You are given two non-empty linked lists representing two non-negative integers. The digits are stored in reverse order, and each of their nodes contains a single digit. Add the two numbers and return the sum as a linked list.

You may assume the two numbers do not contain any leading zero, except the number 0 itself.

Example 1

Input: l1 = [2,4,3], l2 = [5,6,4] Output: [7,0,8] Explanation: 342 + 465 = 807.

Example 2

Input: l1 = [0], l2 = [0] Output: [0]

Example 3

Input: l1 = [9,9,9,9,9,9,9], l2 = [9,9,9,9] Output: [8,9,9,9,0,0,0,1]

Steps

1. Initialization: Create a dummy node to simplify handling the head of the result list.
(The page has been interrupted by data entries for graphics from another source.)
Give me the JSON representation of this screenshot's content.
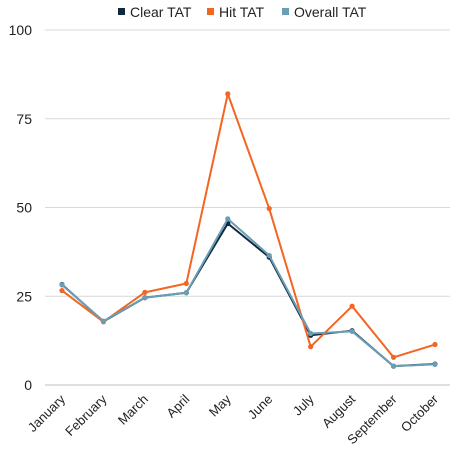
{
  "chart_data": {
    "type": "line",
    "categories": [
      "January",
      "February",
      "March",
      "April",
      "May",
      "June",
      "July",
      "August",
      "September",
      "October"
    ],
    "series": [
      {
        "name": "Clear TAT",
        "color": "#0f2a3f",
        "values": [
          28.3,
          17.9,
          24.6,
          26.0,
          45.5,
          36.0,
          14.0,
          15.3,
          5.3,
          5.9
        ]
      },
      {
        "name": "Hit TAT",
        "color": "#f26522",
        "values": [
          26.6,
          17.8,
          26.1,
          28.6,
          82.0,
          49.7,
          10.8,
          22.2,
          7.8,
          11.4
        ]
      },
      {
        "name": "Overall TAT",
        "color": "#6a9eb5",
        "values": [
          28.2,
          18.0,
          24.6,
          26.0,
          46.8,
          36.5,
          14.5,
          15.1,
          5.3,
          5.8
        ]
      }
    ],
    "yticks": [
      "0",
      "25",
      "50",
      "75",
      "100"
    ],
    "ylim": [
      0,
      100
    ],
    "grid": "horizontal",
    "legend_position": "top",
    "title": "",
    "xlabel": "",
    "ylabel": ""
  }
}
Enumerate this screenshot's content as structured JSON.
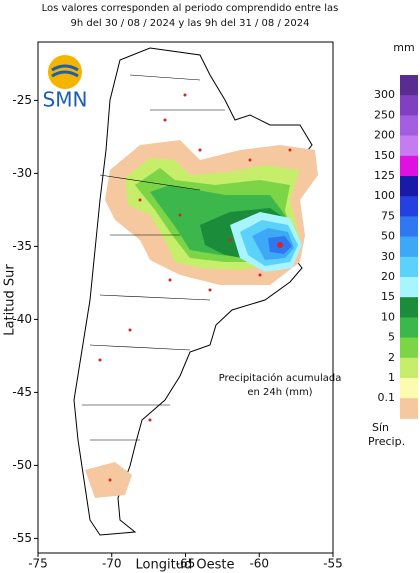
{
  "header": {
    "lines": [
      "Los valores corresponden al periodo comprendido entre las",
      "9h del 30 / 08 / 2024  y las 9h del 31 / 08 / 2024"
    ]
  },
  "logo": "SMN",
  "map": {
    "xlabel": "Longitud Oeste",
    "ylabel": "Latitud Sur",
    "xlim": [
      -75,
      -55
    ],
    "ylim": [
      -56,
      -21
    ],
    "xticks": [
      -75,
      -70,
      -65,
      -60,
      -55
    ],
    "yticks": [
      -25,
      -30,
      -35,
      -40,
      -45,
      -50,
      -55
    ]
  },
  "annotation": [
    "Precipitación acumulada",
    "en 24h (mm)"
  ],
  "legend": {
    "unit": "mm",
    "labels": [
      "300",
      "250",
      "200",
      "150",
      "125",
      "100",
      "75",
      "50",
      "30",
      "20",
      "15",
      "10",
      "5",
      "2",
      "1",
      "0.1"
    ],
    "colors": [
      "#5b2c8f",
      "#8040c0",
      "#a45ee0",
      "#c47cf0",
      "#e010e0",
      "#1a1aa8",
      "#2540e0",
      "#2f78f0",
      "#3ca8f6",
      "#5cd2fa",
      "#a8f4ff",
      "#1a8c3a",
      "#3cb74c",
      "#7cd447",
      "#c7ee6a",
      "#fdfbb0",
      "#f6c8a0"
    ],
    "no_precip": [
      "Sín",
      "Precip."
    ]
  }
}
Initialize a carry variable to 0.
2. Iteration: Iterate through the lists simultaneously until both are exhausted.
3. Summation: For each position, sum the digits from l1, l2, and the carry.
4. Node Creation: Create a new node with the ones digit of the sum and append it to the result list.
5. Carry Update: Update the carry to the tens digit of the sum.
6. Handle Remaining Nodes: If one list is longer than the other, continue processing the remaining nodes of the longer list.
7. Handle Final Carry: If there's a remaining carry after processing all nodes, add a new node for it.
8. Return Result: Return the head of the result list (excluding the dummy node).

Explanation

The solution simulates manual addition. We process the digits from least significant to most significant (because the lists are in reversed order). The carry variable keeps track of any overflow from the previous digit addition. The dummy node simplifies the process of building the linked list, avoiding special handling for the first node.

Code

using System;
using System.Collections.Generic;

public class ListNode {
    public int val;
    public ListNode next;
    public ListNode(int val = 0, ListNode next = null) {
        this.val = val;
        this.next = next;
    }
}

public class Solution {
    public ListNode AddTwoNumbers(ListNode l1, ListNode l2) {
        ListNode dummyHead = new ListNode(0); // Dummy node
        ListNode current = dummyHead;
        int carry = 0;

        while (l1 != null || l2 != null || carry != 0) {
            int sum = carry;
            if (l1 != null) {
                sum += l1.val;
                l1 = l1.next;
            }
            if (l2 != null) {
                sum += l2.val;
                l2 = l2.next;
            }

            carry = sum / 10; // Calculate carry
            int digit = sum % 10; // Calculate digit

            current.next = new ListNode(digit);
            current = current.next;
        }

        return dummyHead.next; //Return the head of the actual list (after dummy)
    }
}

Complexity

• Time Complexity: O(max(m, n)), where 'm' and 'n' are the lengths of the input lists. We iterate through each list once.
• Space Complexity: O(max(m, n)), The space used is proportional to the length of the resulting list. In the worst case, the resulting list can be as long as the longer of the two input lists plus one (for an extra carry).